Strong demand and low supply point to the Dutch residential sector continuing to offer opportunities to investors for a long time to come, experts agreed at Real Asset Media’s Cradle to Grave Rental Solutions – Urban Being – The Future of City Living Investment Briefing, which was held in Amsterdam recently.
‘The mismatch between supply and demand means that the resi market will be stable and solid for years to come’, said Jaap van der Bijl, CEO, Altera Vastgoed. ‘We expect this mismatch to continue for decades because there is a lack of new stock coming’.
Resi is also a mature market in the Netherlands, he pointed out, as pension funds have been investing for decades, as well as a profitable one: in the last four years it has delivered total returns of 15%.
There is plenty of money available to invest, as the influx of capital into the Netherlands shows no sign of slowing down.
Amsterdam is a particular focus for investors. ‘In our most recent survey 46% of respondents favoured Amsterdam as the best post-Brexit investment,’ said Clare Thomas, Partner, CMS. ‘It has overtaken Paris, Berlin and Frankfurt as an alternative to London’.
The level of demand is reflected in prices. ‘Years ago if we sold to investors we had to give them a discount, but now institutions have a long-term strategy, they need to be in Amsterdam so they are pricing in already the increase in value,’ said Gert-Wim Bos, Director, COD. ‘There is no price differentiation between build to rent apartments and individual sale apartments, which is quite a shift’.

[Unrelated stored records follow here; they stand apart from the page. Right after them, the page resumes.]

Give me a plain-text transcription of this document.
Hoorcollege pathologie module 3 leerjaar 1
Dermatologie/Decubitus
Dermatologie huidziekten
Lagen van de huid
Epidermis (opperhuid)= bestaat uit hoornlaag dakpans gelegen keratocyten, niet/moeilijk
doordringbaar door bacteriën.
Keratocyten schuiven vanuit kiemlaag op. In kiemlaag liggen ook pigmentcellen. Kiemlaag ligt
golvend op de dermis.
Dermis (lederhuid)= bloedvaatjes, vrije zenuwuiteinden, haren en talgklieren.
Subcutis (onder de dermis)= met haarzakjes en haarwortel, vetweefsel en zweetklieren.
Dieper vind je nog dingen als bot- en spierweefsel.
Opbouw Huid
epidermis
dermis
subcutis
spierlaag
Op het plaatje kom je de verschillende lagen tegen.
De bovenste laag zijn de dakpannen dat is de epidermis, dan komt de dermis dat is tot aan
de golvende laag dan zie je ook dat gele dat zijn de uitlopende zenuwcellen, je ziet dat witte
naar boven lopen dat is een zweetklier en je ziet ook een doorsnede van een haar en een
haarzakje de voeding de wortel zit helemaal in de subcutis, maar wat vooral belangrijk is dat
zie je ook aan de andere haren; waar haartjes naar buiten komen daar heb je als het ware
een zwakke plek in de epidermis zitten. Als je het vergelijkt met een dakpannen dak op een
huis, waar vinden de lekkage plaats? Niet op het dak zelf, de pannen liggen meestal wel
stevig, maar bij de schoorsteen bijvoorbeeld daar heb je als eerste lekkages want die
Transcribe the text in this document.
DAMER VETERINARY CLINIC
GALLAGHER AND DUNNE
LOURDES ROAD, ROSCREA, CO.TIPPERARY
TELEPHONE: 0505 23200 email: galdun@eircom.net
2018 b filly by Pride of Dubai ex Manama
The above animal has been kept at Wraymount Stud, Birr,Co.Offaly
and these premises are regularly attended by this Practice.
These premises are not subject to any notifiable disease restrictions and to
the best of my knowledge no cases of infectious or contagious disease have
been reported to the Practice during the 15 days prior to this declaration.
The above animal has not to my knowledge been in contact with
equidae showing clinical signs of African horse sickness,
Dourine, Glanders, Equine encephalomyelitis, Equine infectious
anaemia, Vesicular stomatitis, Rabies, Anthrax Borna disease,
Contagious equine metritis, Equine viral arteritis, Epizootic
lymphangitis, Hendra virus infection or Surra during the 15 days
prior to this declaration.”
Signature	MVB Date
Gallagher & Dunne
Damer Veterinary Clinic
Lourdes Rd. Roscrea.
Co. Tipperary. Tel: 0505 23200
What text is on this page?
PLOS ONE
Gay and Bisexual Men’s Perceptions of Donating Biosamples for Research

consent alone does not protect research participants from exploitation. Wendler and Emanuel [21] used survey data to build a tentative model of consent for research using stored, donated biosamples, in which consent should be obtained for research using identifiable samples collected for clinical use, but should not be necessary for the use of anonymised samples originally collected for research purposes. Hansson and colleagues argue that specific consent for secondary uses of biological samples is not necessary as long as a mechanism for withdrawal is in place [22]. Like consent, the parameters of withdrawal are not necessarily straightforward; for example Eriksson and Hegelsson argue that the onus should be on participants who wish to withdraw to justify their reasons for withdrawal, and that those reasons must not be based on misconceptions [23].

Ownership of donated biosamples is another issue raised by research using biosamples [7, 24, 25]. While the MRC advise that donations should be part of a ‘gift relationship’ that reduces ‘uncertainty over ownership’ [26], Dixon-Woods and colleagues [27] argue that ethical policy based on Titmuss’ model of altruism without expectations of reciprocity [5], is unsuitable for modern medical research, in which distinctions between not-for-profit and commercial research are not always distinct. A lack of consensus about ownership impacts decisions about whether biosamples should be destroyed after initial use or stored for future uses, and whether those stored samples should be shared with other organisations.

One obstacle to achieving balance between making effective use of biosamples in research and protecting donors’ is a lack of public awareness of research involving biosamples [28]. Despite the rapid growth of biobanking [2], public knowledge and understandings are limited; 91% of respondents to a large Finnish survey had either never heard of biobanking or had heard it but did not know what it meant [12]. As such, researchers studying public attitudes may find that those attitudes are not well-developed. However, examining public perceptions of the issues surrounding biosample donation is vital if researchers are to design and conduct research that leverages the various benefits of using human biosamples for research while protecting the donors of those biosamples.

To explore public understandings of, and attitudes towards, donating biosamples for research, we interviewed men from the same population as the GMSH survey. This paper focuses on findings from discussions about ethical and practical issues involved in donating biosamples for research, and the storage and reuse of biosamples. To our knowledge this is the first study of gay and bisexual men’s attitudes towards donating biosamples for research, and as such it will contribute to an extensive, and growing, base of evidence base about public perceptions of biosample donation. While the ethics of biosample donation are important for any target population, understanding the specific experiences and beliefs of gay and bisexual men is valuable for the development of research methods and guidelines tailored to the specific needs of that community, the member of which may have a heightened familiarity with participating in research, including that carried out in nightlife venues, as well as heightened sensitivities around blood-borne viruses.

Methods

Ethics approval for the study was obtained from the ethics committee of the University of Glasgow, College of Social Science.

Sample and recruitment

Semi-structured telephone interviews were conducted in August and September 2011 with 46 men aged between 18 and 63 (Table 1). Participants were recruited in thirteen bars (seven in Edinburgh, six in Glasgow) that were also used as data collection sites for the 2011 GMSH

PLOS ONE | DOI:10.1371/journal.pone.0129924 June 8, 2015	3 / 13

There is clearly a need for more housing to be built, but developers are battling with tighter regulations and increased costs.
‘We face many challenges as a developer,’ said Bos. ‘Municipal regulations are getting more and more strict and building costs are at an historical high. Affordability is also becoming an issue, particularly in Amsterdam. High house prices mean people have no choice but to rent, but price levels of rents are also increasing’.